The restaurant was quite quiet, the conservatory where they were lunching pleasantly cool, but Poppy still felt queasy and uncomfortably warm as she sat down.

She could see the faintly concerned looks that Claire, Sally’s stepmother, was giving her as she toyed with her food and made monosyllabic responses to her conversation, but the smell of food was making her head swim and her stomach churn—or was it the fact that just being there was bringing home to her the enormity of what she had done and the way her life was bound to change?

Panic filled her as she realised how unprepared for change she really was. Unable to face another mouthful of food, she pushed away her plate and stood up.
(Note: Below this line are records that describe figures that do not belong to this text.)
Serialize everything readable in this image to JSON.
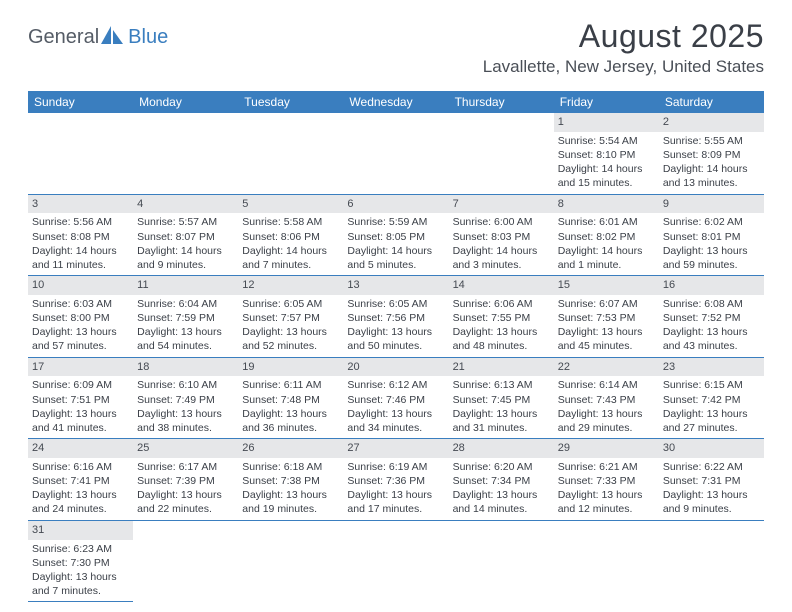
{
  "logo": {
    "part1": "General",
    "part2": "Blue"
  },
  "title": "August 2025",
  "location": "Lavallette, New Jersey, United States",
  "colors": {
    "header_bg": "#3a7ebf",
    "daynum_bg": "#e6e7e9",
    "border": "#3a7ebf",
    "title_text": "#3a3f47",
    "body_text": "#3a3f47",
    "logo_gray": "#555c66",
    "logo_blue": "#3a7ebf"
  },
  "typography": {
    "title_fontsize": 32,
    "location_fontsize": 17,
    "weekday_fontsize": 12,
    "cell_fontsize": 10.5
  },
  "weekdays": [
    "Sunday",
    "Monday",
    "Tuesday",
    "Wednesday",
    "Thursday",
    "Friday",
    "Saturday"
  ],
  "weeks": [
    [
      {
        "n": "",
        "sr": "",
        "ss": "",
        "dl": ""
      },
      {
        "n": "",
        "sr": "",
        "ss": "",
        "dl": ""
      },
      {
        "n": "",
        "sr": "",
        "ss": "",
        "dl": ""
      },
      {
        "n": "",
        "sr": "",
        "ss": "",
        "dl": ""
      },
      {
        "n": "",
        "sr": "",
        "ss": "",
        "dl": ""
      },
      {
        "n": "1",
        "sr": "Sunrise: 5:54 AM",
        "ss": "Sunset: 8:10 PM",
        "dl": "Daylight: 14 hours and 15 minutes."
      },
      {
        "n": "2",
        "sr": "Sunrise: 5:55 AM",
        "ss": "Sunset: 8:09 PM",
        "dl": "Daylight: 14 hours and 13 minutes."
      }
    ],
    [
      {
        "n": "3",
        "sr": "Sunrise: 5:56 AM",
        "ss": "Sunset: 8:08 PM",
        "dl": "Daylight: 14 hours and 11 minutes."
      },
      {
        "n": "4",
        "sr": "Sunrise: 5:57 AM",
        "ss": "Sunset: 8:07 PM",
        "dl": "Daylight: 14 hours and 9 minutes."
      },
      {
        "n": "5",
        "sr": "Sunrise: 5:58 AM",
        "ss": "Sunset: 8:06 PM",
        "dl": "Daylight: 14 hours and 7 minutes."
      },
      {
        "n": "6",
        "sr": "Sunrise: 5:59 AM",
        "ss": "Sunset: 8:05 PM",
        "dl": "Daylight: 14 hours and 5 minutes."
      },
      {
        "n": "7",
        "sr": "Sunrise: 6:00 AM",
        "ss": "Sunset: 8:03 PM",
        "dl": "Daylight: 14 hours and 3 minutes."
      },
      {
        "n": "8",
        "sr": "Sunrise: 6:01 AM",
        "ss": "Sunset: 8:02 PM",
        "dl": "Daylight: 14 hours and 1 minute."
      },
      {
        "n": "9",
        "sr": "Sunrise: 6:02 AM",
        "ss": "Sunset: 8:01 PM",
        "dl": "Daylight: 13 hours and 59 minutes."
      }
    ],
    [
      {
        "n": "10",
        "sr": "Sunrise: 6:03 AM",
        "ss": "Sunset: 8:00 PM",
        "dl": "Daylight: 13 hours and 57 minutes."
      },
      {
        "n": "11",
        "sr": "Sunrise: 6:04 AM",
        "ss": "Sunset: 7:59 PM",
        "dl": "Daylight: 13 hours and 54 minutes."
      },
      {
        "n": "12",
        "sr": "Sunrise: 6:05 AM",
        "ss": "Sunset: 7:57 PM",
        "dl": "Daylight: 13 hours and 52 minutes."
      },
      {
        "n": "13",
        "sr": "Sunrise: 6:05 AM",
        "ss": "Sunset: 7:56 PM",
        "dl": "Daylight: 13 hours and 50 minutes."
      },
      {
        "n": "14",
        "sr": "Sunrise: 6:06 AM",
        "ss": "Sunset: 7:55 PM",
        "dl": "Daylight: 13 hours and 48 minutes."
      },
      {
        "n": "15",
        "sr": "Sunrise: 6:07 AM",
        "ss": "Sunset: 7:53 PM",
        "dl": "Daylight: 13 hours and 45 minutes."
      },
      {
        "n": "16",
        "sr": "Sunrise: 6:08 AM",
        "ss": "Sunset: 7:52 PM",
        "dl": "Daylight: 13 hours and 43 minutes."
      }
    ],
    [
      {
        "n": "17",
        "sr": "Sunrise: 6:09 AM",
        "ss": "Sunset: 7:51 PM",
        "dl": "Daylight: 13 hours and 41 minutes."
      },
      {
        "n": "18",
        "sr": "Sunrise: 6:10 AM",
        "ss": "Sunset: 7:49 PM",
        "dl": "Daylight: 13 hours and 38 minutes."
      },
      {
        "n": "19",
        "sr": "Sunrise: 6:11 AM",
        "ss": "Sunset: 7:48 PM",
        "dl": "Daylight: 13 hours and 36 minutes."
      },
      {
        "n": "20",
        "sr": "Sunrise: 6:12 AM",
        "ss": "Sunset: 7:46 PM",
        "dl": "Daylight: 13 hours and 34 minutes."
      },
      {
        "n": "21",
        "sr": "Sunrise: 6:13 AM",
        "ss": "Sunset: 7:45 PM",
        "dl": "Daylight: 13 hours and 31 minutes."
      },
      {
        "n": "22",
        "sr": "Sunrise: 6:14 AM",
        "ss": "Sunset: 7:43 PM",
        "dl": "Daylight: 13 hours and 29 minutes."
      },
      {
        "n": "23",
        "sr": "Sunrise: 6:15 AM",
        "ss": "Sunset: 7:42 PM",
        "dl": "Daylight: 13 hours and 27 minutes."
      }
    ],
    [
      {
        "n": "24",
        "sr": "Sunrise: 6:16 AM",
        "ss": "Sunset: 7:41 PM",
        "dl": "Daylight: 13 hours and 24 minutes."
      },
      {
        "n": "25",
        "sr": "Sunrise: 6:17 AM",
        "ss": "Sunset: 7:39 PM",
        "dl": "Daylight: 13 hours and 22 minutes."
      },
      {
        "n": "26",
        "sr": "Sunrise: 6:18 AM",
        "ss": "Sunset: 7:38 PM",
        "dl": "Daylight: 13 hours and 19 minutes."
      },
      {
        "n": "27",
        "sr": "Sunrise: 6:19 AM",
        "ss": "Sunset: 7:36 PM",
        "dl": "Daylight: 13 hours and 17 minutes."
      },
      {
        "n": "28",
        "sr": "Sunrise: 6:20 AM",
        "ss": "Sunset: 7:34 PM",
        "dl": "Daylight: 13 hours and 14 minutes."
      },
      {
        "n": "29",
        "sr": "Sunrise: 6:21 AM",
        "ss": "Sunset: 7:33 PM",
        "dl": "Daylight: 13 hours and 12 minutes."
      },
      {
        "n": "30",
        "sr": "Sunrise: 6:22 AM",
        "ss": "Sunset: 7:31 PM",
        "dl": "Daylight: 13 hours and 9 minutes."
      }
    ],
    [
      {
        "n": "31",
        "sr": "Sunrise: 6:23 AM",
        "ss": "Sunset: 7:30 PM",
        "dl": "Daylight: 13 hours and 7 minutes."
      },
      {
        "n": "",
        "sr": "",
        "ss": "",
        "dl": ""
      },
      {
        "n": "",
        "sr": "",
        "ss": "",
        "dl": ""
      },
      {
        "n": "",
        "sr": "",
        "ss": "",
        "dl": ""
      },
      {
        "n": "",
        "sr": "",
        "ss": "",
        "dl": ""
      },
      {
        "n": "",
        "sr": "",
        "ss": "",
        "dl": ""
      },
      {
        "n": "",
        "sr": "",
        "ss": "",
        "dl": ""
      }
    ]
  ]
}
Once she reached the sanctuary of the ladies’ cloakroom she discovered that her nausea had subsided, and by the time Claire came in search of her she felt sufficiently in control of herself to apologise for her sudden exit, even if her voice did shake a little as she said the words.

What would they think once they discovered the truth, these two women with whom she had sworn a vow to remain unmarried and so disprove the myth of the potency of catching the bride’s bouquet?

And, no matter how quickly she and James got married, once the baby arrived people were bound to guess the truth. Her face burned hotly. There was no onus on couples these days to marry before having children, and had she and James genuinely been in love she knew that her prime emotion on learning that she had conceived his child would have been one of intense joy and delight.